Su rostro era más nítido esta vez. Tenía ojos pálidos, casi translúcidos. Y hablaba. Decía su nombre. Un nombre que Luley no recordaba haber oído nunca, pero que al escucharlo la llenó de un terror profundo y un eco de reconocimiento:
"Aenor".
Despertó de golpe, con un grito ahogado. Elian la abrazó sin preguntar nada, susurrando que estaba bien, que solo era un sueño. Pero Luley sabía que no lo era.
En su mente, el nombre seguía repitiéndose.
Aenor. Aenor. Aenor.
Y con él, regresó una certeza que había olvidado:
La grieta nunca se había cerrado.
Solo había aprendido a esperar.
Al día siguiente, Luley escribió el nombre en su cuaderno, como si al verlo plasmado pudiera comprender su significado. Aenor. Lo miró una y otra vez, sin reconocerlo del todo, pero con una extraña familiaridad que le erizaba la piel.
Durante las clases, la presencia regresó. No como una figura clara, sino como un peso en la atmósfera, una tensión apenas perceptible que hacía que su corazón latiera con fuerza sin razón aparente. Al final de una de las sesiones, se dio cuenta de que su cuaderno estaba abierto en una página que no había escrito: el nombre estaba allí de nuevo, repetido una y otra vez, como si alguien lo hubiera garabateado con rabia.
No recordaba haberlo hecho.
Esa noche, sola en su apartamento, Luley se sentó frente al espejo. Lo observó fijamente, como desafiando su reflejo. El nombre flotaba en su mente, y con él, un recuerdo comenzaba a formarse.
Un bosque. Una noche muy antigua. Una figura que le ofrecía la mano a una versión de ella misma, una que llevaba otro nombre. Una promesa sellada con silencio. Una elección que lo había cambiado todo.

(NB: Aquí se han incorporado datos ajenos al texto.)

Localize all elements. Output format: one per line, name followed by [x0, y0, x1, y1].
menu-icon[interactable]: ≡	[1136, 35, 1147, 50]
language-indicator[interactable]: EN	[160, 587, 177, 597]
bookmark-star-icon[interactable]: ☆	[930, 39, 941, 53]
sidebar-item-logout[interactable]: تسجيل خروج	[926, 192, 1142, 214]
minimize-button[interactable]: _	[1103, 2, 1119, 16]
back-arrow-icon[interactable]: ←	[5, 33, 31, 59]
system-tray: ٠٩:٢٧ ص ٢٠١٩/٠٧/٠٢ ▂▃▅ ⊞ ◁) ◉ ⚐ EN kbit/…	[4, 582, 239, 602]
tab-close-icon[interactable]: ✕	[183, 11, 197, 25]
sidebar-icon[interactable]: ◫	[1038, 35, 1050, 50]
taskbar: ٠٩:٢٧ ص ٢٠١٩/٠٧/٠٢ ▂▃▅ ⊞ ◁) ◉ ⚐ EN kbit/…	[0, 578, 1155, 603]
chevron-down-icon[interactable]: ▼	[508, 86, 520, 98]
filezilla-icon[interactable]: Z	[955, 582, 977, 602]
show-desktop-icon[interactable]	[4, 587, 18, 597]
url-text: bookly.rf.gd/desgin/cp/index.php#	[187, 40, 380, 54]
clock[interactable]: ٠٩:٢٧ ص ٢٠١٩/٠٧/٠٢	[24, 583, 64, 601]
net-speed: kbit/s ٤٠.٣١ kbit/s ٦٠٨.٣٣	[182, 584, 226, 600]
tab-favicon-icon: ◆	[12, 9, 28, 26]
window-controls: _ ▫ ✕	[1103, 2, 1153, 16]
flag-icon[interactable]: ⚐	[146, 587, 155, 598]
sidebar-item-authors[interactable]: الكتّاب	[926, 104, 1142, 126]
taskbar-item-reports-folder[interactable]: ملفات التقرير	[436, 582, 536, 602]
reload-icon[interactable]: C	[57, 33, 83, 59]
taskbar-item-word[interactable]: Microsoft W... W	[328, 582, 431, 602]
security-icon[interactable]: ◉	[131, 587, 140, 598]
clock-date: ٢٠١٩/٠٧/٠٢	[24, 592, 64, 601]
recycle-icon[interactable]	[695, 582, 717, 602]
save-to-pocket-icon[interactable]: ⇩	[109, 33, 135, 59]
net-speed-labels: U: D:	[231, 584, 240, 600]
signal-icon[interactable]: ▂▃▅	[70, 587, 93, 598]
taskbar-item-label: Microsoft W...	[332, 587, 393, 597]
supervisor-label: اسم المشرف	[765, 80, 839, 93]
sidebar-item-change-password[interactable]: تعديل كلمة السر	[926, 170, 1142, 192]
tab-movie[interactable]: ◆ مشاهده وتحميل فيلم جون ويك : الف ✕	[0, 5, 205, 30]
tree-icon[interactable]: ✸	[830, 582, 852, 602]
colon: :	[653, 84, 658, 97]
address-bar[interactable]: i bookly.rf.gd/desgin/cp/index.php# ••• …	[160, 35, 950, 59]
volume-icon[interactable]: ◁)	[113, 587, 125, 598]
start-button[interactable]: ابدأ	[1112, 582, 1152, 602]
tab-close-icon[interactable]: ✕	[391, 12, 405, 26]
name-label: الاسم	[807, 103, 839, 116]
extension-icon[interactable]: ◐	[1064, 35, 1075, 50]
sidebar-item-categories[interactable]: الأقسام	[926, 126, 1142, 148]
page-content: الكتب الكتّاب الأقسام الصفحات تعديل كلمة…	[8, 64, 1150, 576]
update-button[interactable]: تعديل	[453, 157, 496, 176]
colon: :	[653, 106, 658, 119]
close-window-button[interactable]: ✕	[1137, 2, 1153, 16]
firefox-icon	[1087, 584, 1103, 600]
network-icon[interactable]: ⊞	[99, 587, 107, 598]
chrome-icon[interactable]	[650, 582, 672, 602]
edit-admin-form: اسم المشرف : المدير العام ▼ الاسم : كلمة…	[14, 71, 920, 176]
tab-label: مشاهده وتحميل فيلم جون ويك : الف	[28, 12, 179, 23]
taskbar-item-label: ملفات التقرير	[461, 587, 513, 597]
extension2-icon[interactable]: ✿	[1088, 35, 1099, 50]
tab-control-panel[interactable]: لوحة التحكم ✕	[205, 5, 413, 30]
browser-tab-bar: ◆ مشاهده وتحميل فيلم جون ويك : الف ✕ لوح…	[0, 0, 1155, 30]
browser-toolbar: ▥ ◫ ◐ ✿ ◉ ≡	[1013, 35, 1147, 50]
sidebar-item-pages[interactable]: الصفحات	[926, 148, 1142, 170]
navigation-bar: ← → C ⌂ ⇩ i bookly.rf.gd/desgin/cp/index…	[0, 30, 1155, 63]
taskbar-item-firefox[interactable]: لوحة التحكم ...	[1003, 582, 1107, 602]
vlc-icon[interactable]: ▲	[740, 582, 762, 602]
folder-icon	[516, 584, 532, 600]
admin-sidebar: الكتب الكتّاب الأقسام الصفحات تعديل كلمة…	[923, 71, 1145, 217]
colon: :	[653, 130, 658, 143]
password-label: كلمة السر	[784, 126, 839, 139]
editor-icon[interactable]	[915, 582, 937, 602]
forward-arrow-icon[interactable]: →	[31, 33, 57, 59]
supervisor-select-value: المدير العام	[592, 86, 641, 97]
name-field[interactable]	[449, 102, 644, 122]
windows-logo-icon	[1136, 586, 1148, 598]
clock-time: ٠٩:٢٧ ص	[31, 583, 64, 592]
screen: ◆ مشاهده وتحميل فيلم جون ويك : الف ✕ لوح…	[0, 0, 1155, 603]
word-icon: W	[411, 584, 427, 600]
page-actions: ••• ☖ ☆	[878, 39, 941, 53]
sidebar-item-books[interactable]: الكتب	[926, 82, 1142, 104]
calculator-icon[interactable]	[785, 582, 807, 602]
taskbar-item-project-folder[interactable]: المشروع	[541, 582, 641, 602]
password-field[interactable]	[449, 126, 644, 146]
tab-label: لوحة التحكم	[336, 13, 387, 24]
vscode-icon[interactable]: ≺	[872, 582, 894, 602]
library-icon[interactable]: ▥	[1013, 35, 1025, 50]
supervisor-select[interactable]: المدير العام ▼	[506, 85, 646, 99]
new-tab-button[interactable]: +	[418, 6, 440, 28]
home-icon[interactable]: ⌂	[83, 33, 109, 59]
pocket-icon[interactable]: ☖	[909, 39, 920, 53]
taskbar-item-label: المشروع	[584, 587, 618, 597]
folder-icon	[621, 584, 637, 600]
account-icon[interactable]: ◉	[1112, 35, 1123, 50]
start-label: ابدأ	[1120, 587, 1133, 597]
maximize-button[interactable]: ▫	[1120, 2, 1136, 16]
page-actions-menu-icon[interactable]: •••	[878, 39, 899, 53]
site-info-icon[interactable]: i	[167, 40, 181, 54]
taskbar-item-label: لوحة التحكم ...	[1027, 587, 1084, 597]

Elian la llamó por la mañana. Quería verla. Pero Luley inventó una excusa. No podía distraerse. Sentía que algo estaba a punto de emerger. Algo que llevaba demasiado tiempo enterrado.
Las luces del apartamento comenzaron a parpadear a la madrugada siguiente. El aire se volvió denso. Y en el espejo, por fin, apareció algo.
Una palabra escrita en vaho:
"Recuerda."
Y una figura al fondo. Observándola. Esperando.
El nombre latió en su mente como un tambor.
Aenor.
Y esa noche, como si el nombre hubiera abierto una puerta interna, los fragmentos comenzaron a emerger.
Una risa infantil, corriendo entre arbustos altos. Un niño de cabello oscuro, con los ojos brillantes de entusiasmo, tendiéndole la mano a una niña que no se llamaba Luley.
Jugaban cerca del agua, recogían piedras que decían que eran "guardianas de secretos". Se escondían del tiempo, del mundo.
—No le digas a nadie que vinimos aquí —decía el niño con una sonrisa traviesa.
—Nunca lo haré. Lo prometo —respondía ella. Su voz sonaba más aguda, más joven.
En ese recuerdo, ambos se miraban con una complicidad extraña, casi sagrada. Y había algo en los ojos del niño, algo que se parecía demasiado a los del chico que ahora la acechaba desde los pasillos y los sueños.
Entonces lo comprendió: no era un desconocido. No era una amenaza externa.
Era alguien que había conocido.
Y tal vez, alguien a quien había dejado atrás.